Thu Apr 03, 2014 4:24 pm by mleipold
Hi Rob,
We generally haven't had an issue with cells lysing over a couple hours in water, if they were properly/completely fixed to begin with (2% PFA/PBS, made fresh from a 16% methanol-free stock ampule that has been open less than one month; typically 4C overnight is how we fix for our workflow, but 15-20min at room temp also seems to work ok in most cases like phospho).
We didn't have any noticeable difference between round vs V-bottom. Since V-bottoms are often square wells (at least for deep-well plates), the X/Y alignment can be more forgiving.
The issue we *have* had is increased background, primarily in the Ir channels. Since the intercalation is non-covalent, the intercalator *will* diffuse back out, slowly. Because of the levels used during staining, you typically won't see much of a decrease in your Ir signal intensity, but the channels will have increased streakiness. This is also an issue for some antibodies like CD45/CD45RA and even some CD8 clones, which just seem to have a higher background streakiness even after careful titering.

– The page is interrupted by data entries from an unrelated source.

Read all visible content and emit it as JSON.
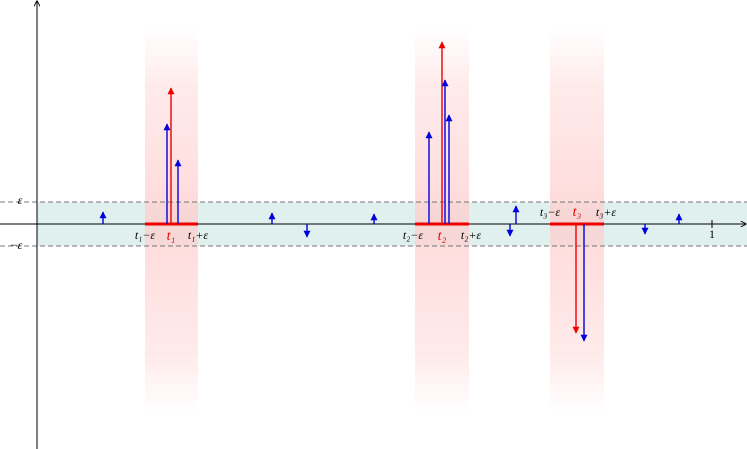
{
  "axis_labels": {
    "epsilon": "ε",
    "neg_epsilon": "−ε",
    "one": "1"
  },
  "intervals": [
    {
      "left": "t₁−ε",
      "center": "t₁",
      "right": "t₁+ε"
    },
    {
      "left": "t₂−ε",
      "center": "t₂",
      "right": "t₂+ε"
    },
    {
      "left": "t₃−ε",
      "center": "t₃",
      "right": "t₃+ε"
    }
  ]
}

We also have had some issues with overall cell recovery from autosampler samples. In a head-to-head where the same sample series was run manually and then with the autosampler, the autosampler consistently gave worse recovery. (In this test, increasing cell numbers were plated; I think we varied 200K through 1.5mil).

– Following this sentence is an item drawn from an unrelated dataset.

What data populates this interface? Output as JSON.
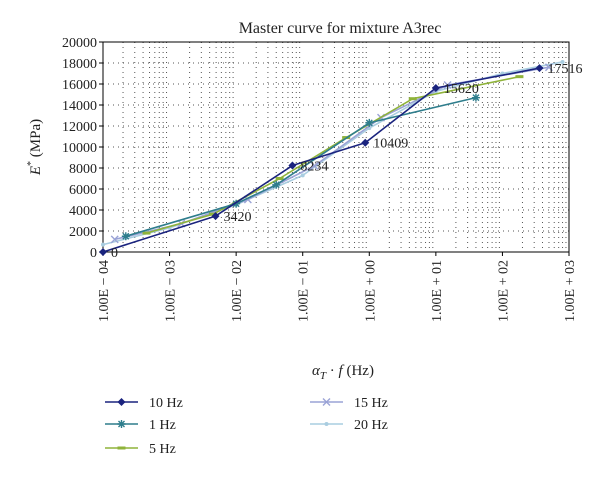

We *think* this was due to sample settling over time. Talking with DVS, they reprogrammed our machine to do a larger mixing volume (pipetting up and down before injecting), and readjusted the z-axis alignment so it is drawing from closer to the bottom of the well. We just haven't yet gone back and re-run the experiment to see whether this has fixed our problem.
I would suggest that you test that out as well; the cells *will* settle more the longer they're in the wells.
Also, be aware that the calibration beads will increasingly stick to the cells the longer they're co-incubated. The HIMC hasn't rigorously tested this, but the Nolan lab has some info on it. I don't think it's a huge problem (ie, you won't wind up throwing out 50+% of your cells as bead-cell doublets), but it's still something to be aware of.